Let's Get Ready! used to hold classes at night on Brown's campus, but this semester it will offer the course after school at Hope High.
"It's better to be after school," said Wang. "Many of the students live on the South Side of Providence, and that's two buses to come to Brown and two buses back home late at night. They have many other responsibilities and obligations, whether jobs or babysitting siblings or cousins."
Miller said the Swearer Center aims to partner undergraduate programs with teachers at Hope and other local high schools, but retirements and personnel changes can disrupt those programs.
While the December report cited progress in the creation of Individual Learning Plans for Hope High students, the process is "slow," Wang said.
She said she was optimistic that the school will implement the plans, though currently accessing information at Hope about applying to college is "very difficult."
"Ideally, Hope and other Providence public schools would be strongly invested in college access," including programs during the day, Wang said, but "it would be difficult to prioritize what to include in a curriculum" for that purpose.
The school currently offers its students the Preliminary SAT but is not a College Board-designated testing site for the SAT.
Rex Cheung '07, a Starr Fellow who has tutored for two years at other schools in the Providence area, decided last year to establish a pilot program offering calculus after school to Hope High students because of "logistics."
"I have run into people who have arranged (activities) with Mt. Pleasant (High School), but it took longer," Cheung said. He tried to enlist students who were able to help tutor students at Hope High in advanced math, since Hope High does not offer any courses in calculus.
"The teachers basically have their hands full," Cheung said. "When Brown students tutor it's a closer interaction, one-on-one and small group-to-one. Because we're younger than the teachers, they're not afraid to ask the actual questions they're thinking but don't want to ask in class."
The Department of Education is looking to hire a staffer to act as a liaison between Hope High and the University. It may hire a candidate by the end of the semester, according to Becker.
There are nine recent Master of Arts in Teaching graduates from Brown currently employed at Hope, the highest number in decades, Becker said.

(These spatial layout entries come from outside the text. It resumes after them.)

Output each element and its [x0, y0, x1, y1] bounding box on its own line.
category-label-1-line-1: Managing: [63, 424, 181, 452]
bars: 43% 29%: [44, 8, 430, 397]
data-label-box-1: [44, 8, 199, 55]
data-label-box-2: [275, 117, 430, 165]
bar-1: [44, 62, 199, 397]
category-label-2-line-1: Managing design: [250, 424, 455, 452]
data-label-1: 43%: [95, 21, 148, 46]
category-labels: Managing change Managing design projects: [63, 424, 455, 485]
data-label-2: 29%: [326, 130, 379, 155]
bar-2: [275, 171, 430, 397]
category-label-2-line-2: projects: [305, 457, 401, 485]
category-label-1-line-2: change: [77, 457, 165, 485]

"I think it's exciting that more students are opting to stay in Providence with their MAT degrees," Becker said. "The education department is very interested in working there," she added.

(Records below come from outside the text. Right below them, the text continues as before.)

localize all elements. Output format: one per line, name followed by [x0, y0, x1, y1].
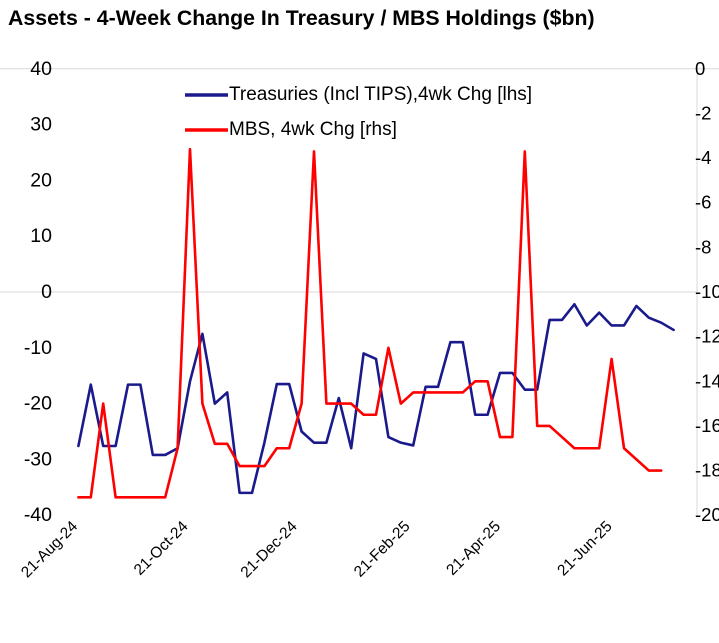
- svg-text:-10: -10: [695, 281, 719, 302]
- svg-text:-18: -18: [695, 460, 719, 481]
- svg-text:30: 30: [30, 114, 52, 136]
- svg-text:40: 40: [30, 58, 52, 80]
- svg-text:-10: -10: [24, 337, 52, 359]
- svg-text:-8: -8: [695, 236, 711, 257]
- svg-text:0: 0: [41, 281, 52, 303]
- svg-text:-30: -30: [24, 448, 52, 470]
- svg-text:-14: -14: [695, 370, 719, 391]
- svg-text:21-Feb-25: 21-Feb-25: [351, 518, 414, 581]
- svg-text:21-Jun-25: 21-Jun-25: [554, 518, 615, 579]
- svg-text:-12: -12: [695, 326, 719, 347]
- svg-text:0: 0: [695, 58, 705, 79]
- svg-text:10: 10: [30, 225, 52, 247]
- svg-text:-20: -20: [24, 393, 52, 415]
- svg-text:-6: -6: [695, 192, 711, 213]
- svg-text:21-Dec-24: 21-Dec-24: [238, 518, 301, 581]
- svg-text:-40: -40: [24, 504, 52, 526]
- svg-text:21-Oct-24: 21-Oct-24: [131, 518, 192, 579]
- svg-text:-20: -20: [695, 504, 719, 525]
- svg-text:21-Apr-25: 21-Apr-25: [443, 518, 504, 579]
- svg-text:MBS, 4wk Chg [rhs]: MBS, 4wk Chg [rhs]: [229, 119, 397, 140]
- svg-text:21-Aug-24: 21-Aug-24: [18, 518, 81, 581]
- svg-text:20: 20: [30, 169, 52, 191]
- svg-text:-2: -2: [695, 102, 711, 123]
- svg-text:-16: -16: [695, 415, 719, 436]
- svg-text:-4: -4: [695, 147, 711, 168]
- svg-text:Treasuries (Incl TIPS),4wk Chg: Treasuries (Incl TIPS),4wk Chg [lhs]: [229, 84, 532, 105]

"Hope and the school district created a passageway," Miller said, for MAT grads from Brown and other area schools who might not otherwise have been able to teach at Hope High. This connection is open to undergraduates as well.
"You can't learn everything in a classroom in Wilson Hall," Miller said.
"I went into (tutoring) not trying to change the world or anything," Cheung said. "I figured I would enjoy doing it and it would be worthwhile to do. ... I have the modest aim of having (students I tutor) going away having learned something," he added.